Catholics in western Oregon have now given more than a half million dollars for earthquake relief in Haiti. The tally as of last week was $522,000. The money goes to Catholic Relief Services, one of the main service providers on the island.

Meanwhile, Holy Trinity School in Beaverton raised almost $4,000 to help aid those in Haiti through Tigard-based Medical Teams International.

Last week, representatives of Medical Teams International were at Holy Trinity to talk with the 243 students about how their donation will help support efforts in Haiti.

Eighth-graders were touring Medical Teams International on Jan. 12 to learn more about poverty throughout the world. That was the day the earthquake hit Haiti.

They were moved by the devastating event and decided to organize a fundraiser at school. They talked to all the students and started a two-week project focused on how much U.S. residents have and how they can appreciate the things we take for granted.

For example, students counted how many shirts were in their houses and brought in 5 cents for every shirt. On another day, they might bring in 25 cents for every meal the whole family ate. For 10 school days, students from kindergarten to eighth grade brought in their change, dollar bills and checks.

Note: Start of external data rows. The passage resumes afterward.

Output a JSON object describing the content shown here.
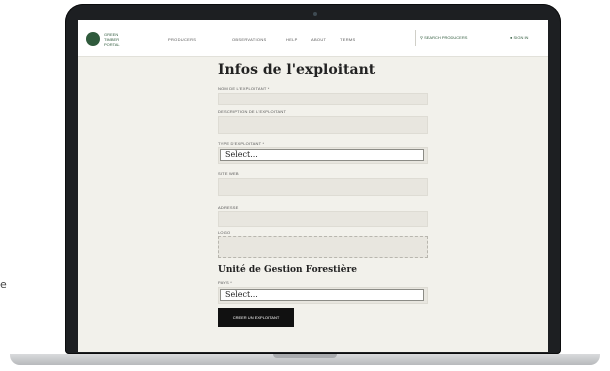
{
  "side_text": "e",
  "nav": {
    "logo_text": "GREEN TIMBER PORTAL",
    "links": [
      "PRODUCERS",
      "OBSERVATIONS",
      "HELP",
      "ABOUT",
      "TERMS"
    ],
    "search": "SEARCH PRODUCERS",
    "signin": "SIGN IN"
  },
  "form": {
    "title": "Infos de l'exploitant",
    "name_label": "NOM DE L'EXPLOITANT *",
    "desc_label": "DESCRIPTION DE L'EXPLOITANT",
    "type_label": "TYPE D'EXPLOITANT *",
    "type_value": "Select...",
    "web_label": "SITE WEB",
    "address_label": "ADRESSE",
    "logo_label": "LOGO",
    "section_title": "Unité de Gestion Forestière",
    "country_label": "PAYS *",
    "country_value": "Select...",
    "submit_label": "CREER UN EXPLOITANT"
  },
  "colors": {
    "brand_green": "#2f5a3c",
    "page_bg": "#f2f1eb",
    "field_bg": "#e8e6df"
  }
}
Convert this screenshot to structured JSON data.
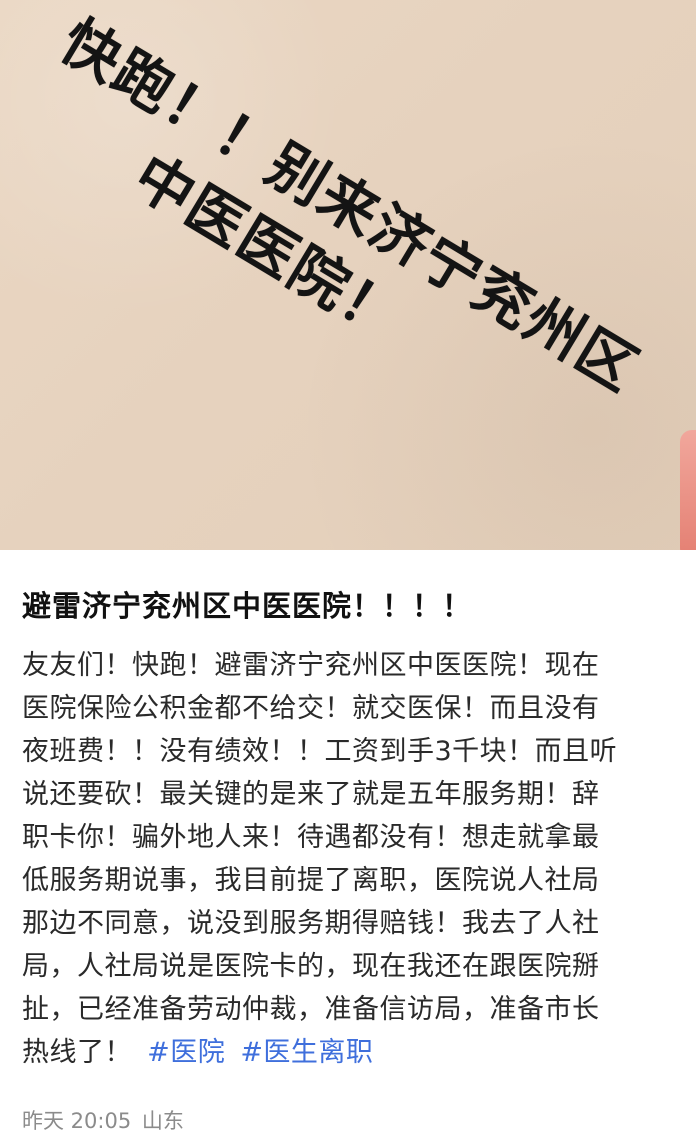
{
  "poster": {
    "line1": "快跑！！别来济宁兖州区",
    "line2": "中医医院！"
  },
  "post": {
    "title": "避雷济宁兖州区中医医院！！！！",
    "body_lines": [
      "友友们！快跑！避雷济宁兖州区中医医院！现在",
      "医院保险公积金都不给交！就交医保！而且没有",
      "夜班费！！没有绩效！！工资到手3千块！而且听",
      "说还要砍！最关键的是来了就是五年服务期！辞",
      "职卡你！骗外地人来！待遇都没有！想走就拿最",
      "低服务期说事，我目前提了离职，医院说人社局",
      "那边不同意，说没到服务期得赔钱！我去了人社",
      "局，人社局说是医院卡的，现在我还在跟医院掰",
      "扯，已经准备劳动仲裁，准备信访局，准备市长",
      "热线了！"
    ],
    "hashtags": [
      "#医院",
      "#医生离职"
    ],
    "meta": {
      "time": "昨天 20:05",
      "location": "山东"
    }
  }
}
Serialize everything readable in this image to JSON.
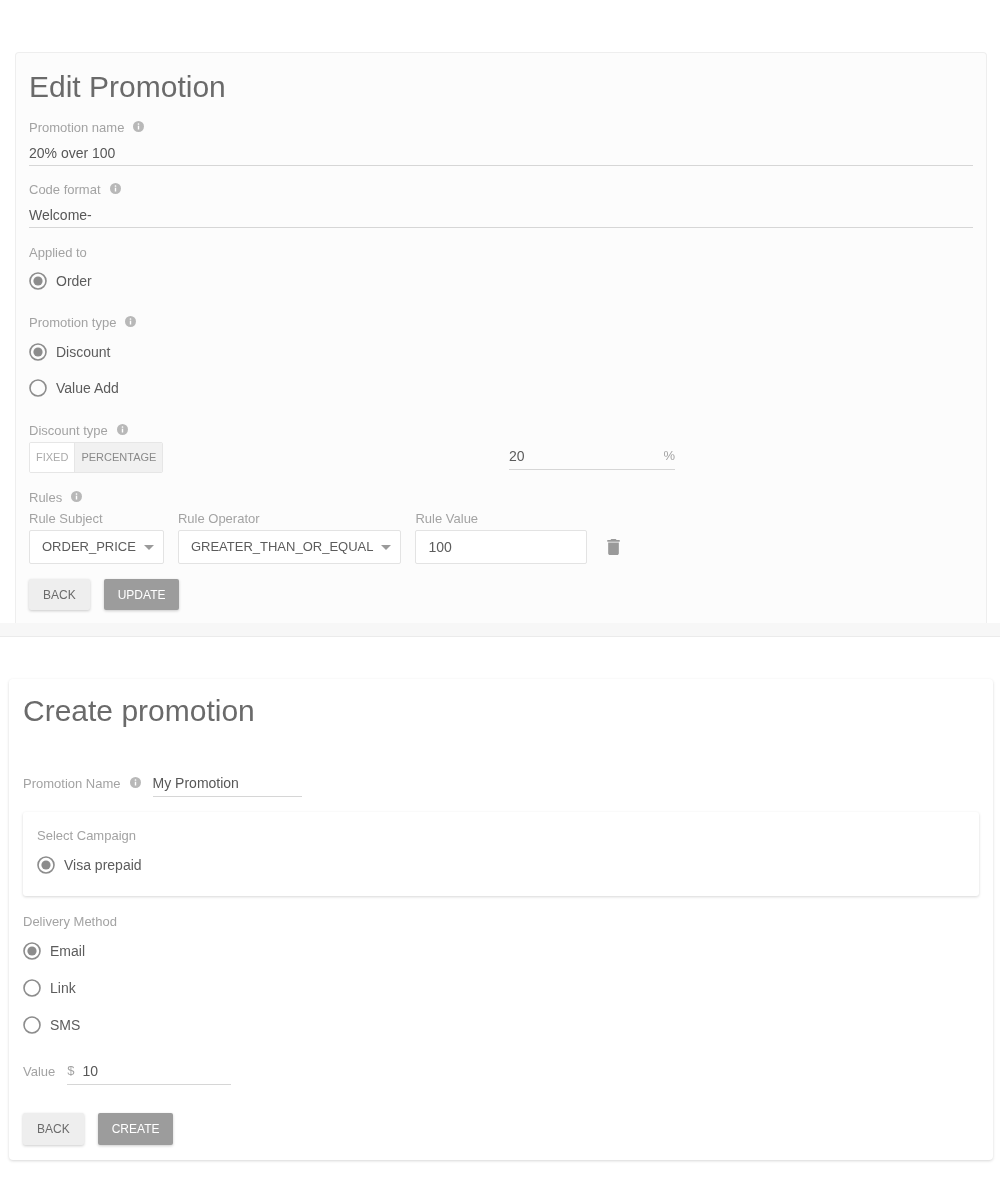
{
  "edit_promotion": {
    "title": "Edit Promotion",
    "fields": [
      {
        "label": "Promotion name",
        "info": true,
        "value": "20% over 100"
      },
      {
        "label": "Code format",
        "info": true,
        "value": "Welcome-"
      }
    ],
    "applied_to": {
      "label": "Applied to",
      "options": [
        {
          "label": "Order",
          "selected": true
        }
      ]
    },
    "promotion_type": {
      "label": "Promotion type",
      "info": true,
      "options": [
        {
          "label": "Discount",
          "selected": true
        },
        {
          "label": "Value Add",
          "selected": false
        }
      ]
    },
    "discount_type": {
      "label": "Discount type",
      "info": true,
      "options": [
        {
          "label": "FIXED",
          "selected": false
        },
        {
          "label": "PERCENTAGE",
          "selected": true
        }
      ],
      "amount": {
        "value": "20",
        "suffix": "%"
      }
    },
    "rules": {
      "label": "Rules",
      "info": true,
      "columns": [
        "Rule Subject",
        "Rule Operator",
        "Rule Value"
      ],
      "rows": [
        {
          "subject": "ORDER_PRICE",
          "operator": "GREATER_THAN_OR_EQUAL",
          "value": "100"
        }
      ]
    },
    "buttons": [
      {
        "label": "BACK",
        "kind": "secondary"
      },
      {
        "label": "UPDATE",
        "kind": "primary"
      }
    ]
  },
  "create_promotion": {
    "title": "Create promotion",
    "name_field": {
      "label": "Promotion Name",
      "info": true,
      "value": "My Promotion"
    },
    "campaign": {
      "label": "Select Campaign",
      "options": [
        {
          "label": "Visa prepaid",
          "selected": true
        }
      ]
    },
    "delivery_method": {
      "label": "Delivery Method",
      "options": [
        {
          "label": "Email",
          "selected": true
        },
        {
          "label": "Link",
          "selected": false
        },
        {
          "label": "SMS",
          "selected": false
        }
      ]
    },
    "value_field": {
      "label": "Value",
      "prefix": "$",
      "value": "10"
    },
    "buttons": [
      {
        "label": "BACK",
        "kind": "secondary"
      },
      {
        "label": "CREATE",
        "kind": "primary"
      }
    ]
  }
}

One grandparent was so moved when the eighth graders spoke at Mass that he decided to sponsor a pizza party for the class who raised the most money. The eighth-graders prevailed.

In Haiti, a Catholic school supported by Portland’s All Saints and The Madeleine parishes is in turn helping others thrown off by the Jan. 12 temblor.

Members of Louverture Cleary School near Port-au-Prince helped rebuild 100 yards of perimeter wall for Saint-Louis de Gonzague School, run by the Brothers of Christian Instruction. Saint-Louis de Gonzague enrolls 1,200 secondary students and aims to serve another 3,500 students from the Port au Prince area. Its wall fell in the earthquake.

The rubble removal required loading 7 to 8 tons of broken cinder block and concrete into large sand trucks by hand, one shovelful at a time.

Patrick Brun, chair of the Haitian Project that supports Louverture Cleary, is a graduate of St. Louis Gonzague.

“St. Louis Gonzague brings 150 years of history, challenge and education to Haiti,” Brun says. “There are a lot of Brothers from SLG that have given their lives to Haiti and are buried here now. The match with Louverture Cleary School now is perfect. There is a lot now that SLG can learn from LCS’s charism of work. Yesterday I was speaking with Brother Sarell, who has been a leader in getting the school reopened, about LCS’s charism of work. When we finished talking, he looked at me with a smile and picked up a shovel.”

Brun says the cooperation between schools “announces a better future for Haiti.”

Last week Boston’s Cardinal Sean O’Malley paid a visit to Louverture Cleary.

The morning included breakfast and a tour through the neighborhood, plus a visit to the grave of the archbishop of Port-au-Prince, who died in the earthquake.